Of the two finalists Hamburg went on to win the championship the following season while Nuremberg, champions of 1920 and 1921 would win the 1924 edition by defeating Hamburg in the final, followed by another title in 1925, making the two clubs the dominant force of the first six post-First World War seasons.

Six players finished as joint top scorers of the 1922 championship, all with three goals each.
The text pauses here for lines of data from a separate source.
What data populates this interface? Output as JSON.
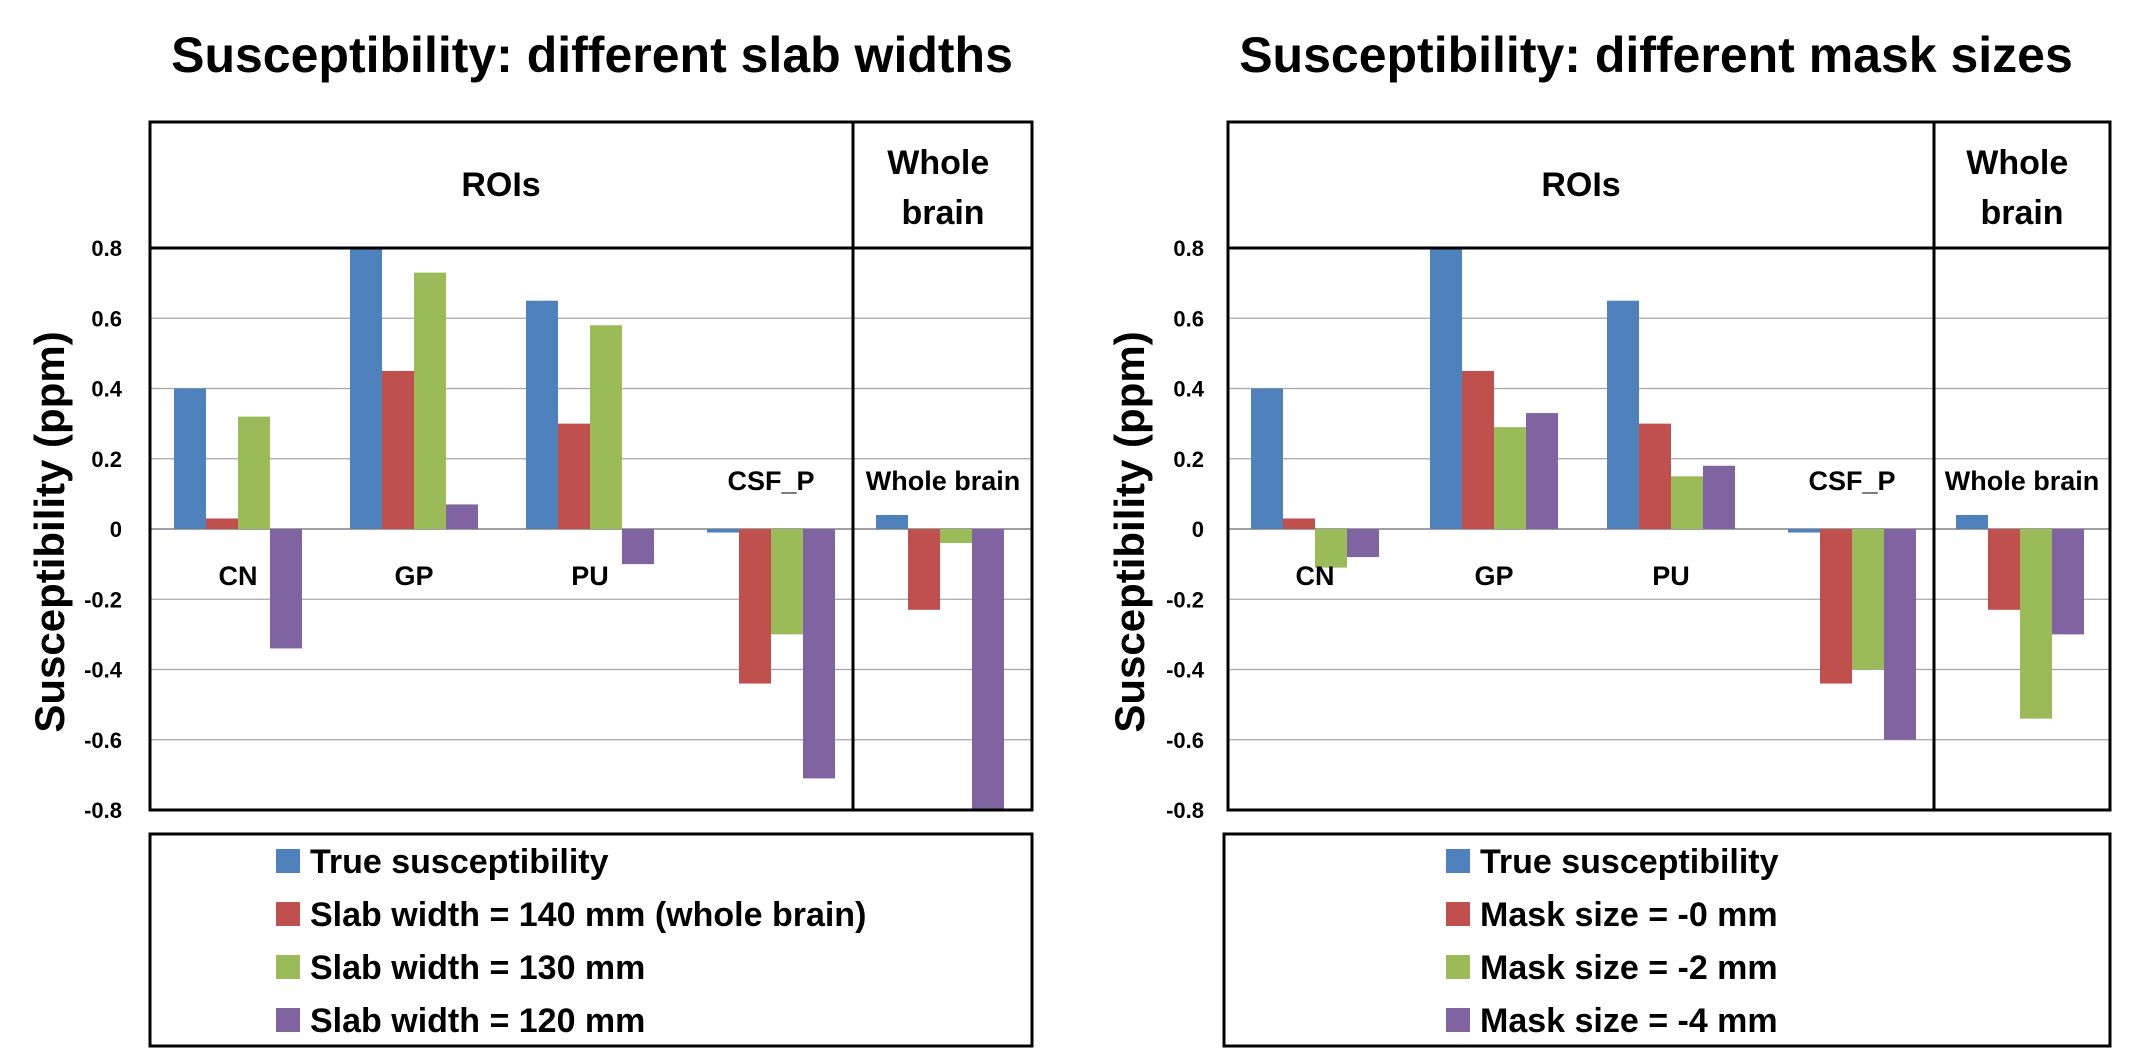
{
  "colors": {
    "true": "#4F81BD",
    "red": "#C0504D",
    "green": "#9BBB59",
    "purple": "#8064A2",
    "grid": "#A6A6A6"
  },
  "chart_data": [
    {
      "type": "bar",
      "title": "Susceptibility: different slab widths",
      "ylabel": "Susceptibility  (ppm)",
      "ylim": [
        -0.8,
        0.8
      ],
      "yticks": [
        "0.8",
        "0.6",
        "0.4",
        "0.2",
        "0",
        "-0.2",
        "-0.4",
        "-0.6",
        "-0.8"
      ],
      "region_labels": [
        "ROIs",
        "Whole brain"
      ],
      "categories": [
        "CN",
        "GP",
        "PU",
        "CSF_P",
        "Whole brain"
      ],
      "series": [
        {
          "name": "True susceptibility",
          "color": "#4F81BD",
          "values": [
            0.4,
            0.8,
            0.65,
            -0.01,
            0.04
          ]
        },
        {
          "name": "Slab width = 140 mm (whole brain)",
          "color": "#C0504D",
          "values": [
            0.03,
            0.45,
            0.3,
            -0.44,
            -0.23
          ]
        },
        {
          "name": "Slab width = 130 mm",
          "color": "#9BBB59",
          "values": [
            0.32,
            0.73,
            0.58,
            -0.3,
            -0.04
          ]
        },
        {
          "name": "Slab width = 120 mm",
          "color": "#8064A2",
          "values": [
            -0.34,
            0.07,
            -0.1,
            -0.71,
            -0.8
          ]
        }
      ]
    },
    {
      "type": "bar",
      "title": "Susceptibility: different mask sizes",
      "ylabel": "Susceptibility  (ppm)",
      "ylim": [
        -0.8,
        0.8
      ],
      "yticks": [
        "0.8",
        "0.6",
        "0.4",
        "0.2",
        "0",
        "-0.2",
        "-0.4",
        "-0.6",
        "-0.8"
      ],
      "region_labels": [
        "ROIs",
        "Whole brain"
      ],
      "categories": [
        "CN",
        "GP",
        "PU",
        "CSF_P",
        "Whole brain"
      ],
      "series": [
        {
          "name": "True susceptibility",
          "color": "#4F81BD",
          "values": [
            0.4,
            0.8,
            0.65,
            -0.01,
            0.04
          ]
        },
        {
          "name": "Mask size = -0 mm",
          "color": "#C0504D",
          "values": [
            0.03,
            0.45,
            0.3,
            -0.44,
            -0.23
          ]
        },
        {
          "name": "Mask size = -2 mm",
          "color": "#9BBB59",
          "values": [
            -0.11,
            0.29,
            0.15,
            -0.4,
            -0.54
          ]
        },
        {
          "name": "Mask size = -4 mm",
          "color": "#8064A2",
          "values": [
            -0.08,
            0.33,
            0.18,
            -0.6,
            -0.3
          ]
        }
      ]
    }
  ]
}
Eight clubs qualified for the knock-out competition, nominally the champions of each of the seven regional football championships and the previous seasons German champion. However both the Baltic and the South Eastern German championships were later awarded to different teams, VfB Königsberg and Sportfreunde Breslau, than the ones qualified for the German championship.

==Qualified teams==
The teams qualified through the regional championships:
| Club | Qualified as |
| Titania Stettin | Baltic championship representative |
| Viktoria Forst | South Eastern German championship representative |
| SV Norden-Nordwest | Brandenburg champion |
| SpVgg Leipzig | Central German champions |
| Hamburger SV | Northern German champions |
| TG Arminia Bielefeld | Western German champions |
| FC Wacker München | Southern German champions |
| 1. FC Nürnberg | Defending champions |

==Competition==

===Quarter-finals===
21 May 1922
SpVgg Leipzig 0 - 3 1. FC Nürnberg
  1. FC Nürnberg: Popp 65', 69', Träg 76'
----
21 May 1922
SV Norden-Nordwest 1 - 0 Viktoria Forst
  SV Norden-Nordwest: Montag 85'
----
21 May 1922
Hamburger SV 5 - 0 Titania Stettin
  Hamburger SV: Harder 5', 25', Schneider 30', 60', Breuel 63'
----
21 May 1922
Wacker München 5 - 0 TG Arminia Bielefeld
  Wacker München: Semmler 9', 31', 36', Schaffer 50' (pen.), Nebauer 72'

===Semi-finals===
4 June 1922
1. FC Nürnberg 1 - 0 SV Norden-Nordwest
  1. FC Nürnberg: Böß 10'
----
4 June 1922
Hamburger SV 4 - 0 Wacker München
  Hamburger SV: Breuel 25', 32', Harder 62', Flohr 65' (pen.)

===Final===
18 June 1922
Hamburger SV 2 - 2 1. FC Nürnberg
  Hamburger SV: Rave 19', Flohr 86'
  1. FC Nürnberg: Träg 20', Popp 30'
- Match abandoned after 189 minutes due to darkness.

====Replay====
6 August 1922
Hamburger SV 1 - 1 1. FC Nürnberg
  Hamburger SV: Schneider 69'
  1. FC Nürnberg: Träg 48'
HAMBURGER SV
| | | Hans Martens |
| | | Albert Beier |
| | | Rudi Agte |
| | | Hans Flohr |
| | | Hans Krohn |
| | | Walter Kolzen |
| | | NOR Asbjørn Halvorsen |
| | | Karl Schneider |
| | | Hans Rave |
| | | Otto Harder |
| | | Ludwig Breuel |
Manager:
ENG A. W. Turner
1. FC Nürnberg
| | | Heinrich Stuhlfauth |
| | | Luitpold Popp | |
| | | Anton Kugler | |
| | | SUI Gustav Bark |
| | | Reitzenstein |
| | | Carl Riegel |
| | | Emil Köpplinger |
| | | Heinrich Träg | |
| | | Hans Sutor |
| | | Wolfgang Strobel |
| | | Willy Böß | |
Manager:
Gyula Bíró
- Replay abandoned due to Nuremberg having only seven players remaining. The championship was initially awarded to Hamburg, but following a series of protests, the club later declined the title.